As part of the senior design seminar, we have completed weekly assignments relating our project to the guest speaker presentations.

  • Created a plan for Intellectual Property Rights (Dr. Philip Swaney)
    • As a team, we learned about intellectual property rights that we will own regarding our project as well as which rights are the property of either our mentor or Vanderbilt University. Our plan included potential factors that would be worth copyrighting or patenting and how we could use the CTTC to formally protect the rights and possibly market the intellectual property after the Capstone presentation.
  • Found ways to maximize Sustainability (Dr. Ralph Bruce)
    • After learning about ways to maximize sustainability, our team brainstormed several ways in which our model could be best created without causing damage to the environment.
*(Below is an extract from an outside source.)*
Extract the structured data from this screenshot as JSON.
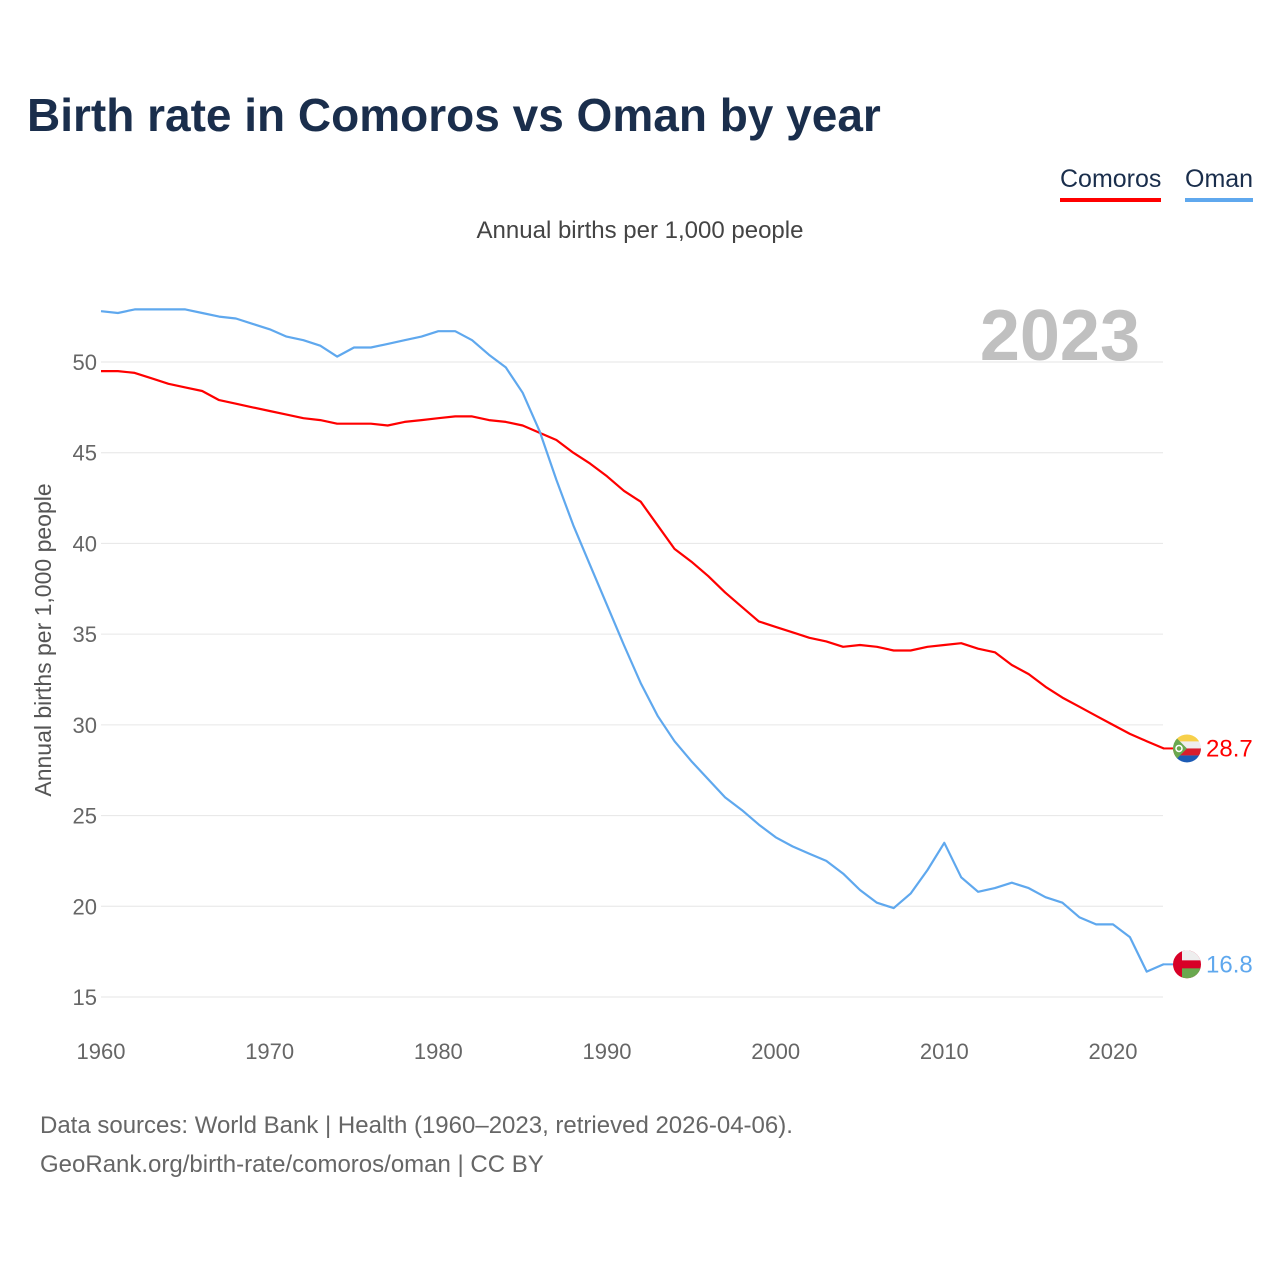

Features included using non-toxic fluids for simulations, reusable materials, and ways to improve the longevity of the model overall.
  • Assessed personality traits of team members and how to maximize each of our strengths (Dr. David Owens and Dr. Ben Jordan)
    • We each took the DISC Personality test and the Radical/Adaptive Innovator test to determine relevant personality traits to our project. We then analyzed personality traits such as our relative dominance and compliance and used the fact that we have two radical innovators, one adaptive innovator, and one balanced innovator in our design team to see where we can use the most guidance from Dr. Froehler and outside mentors.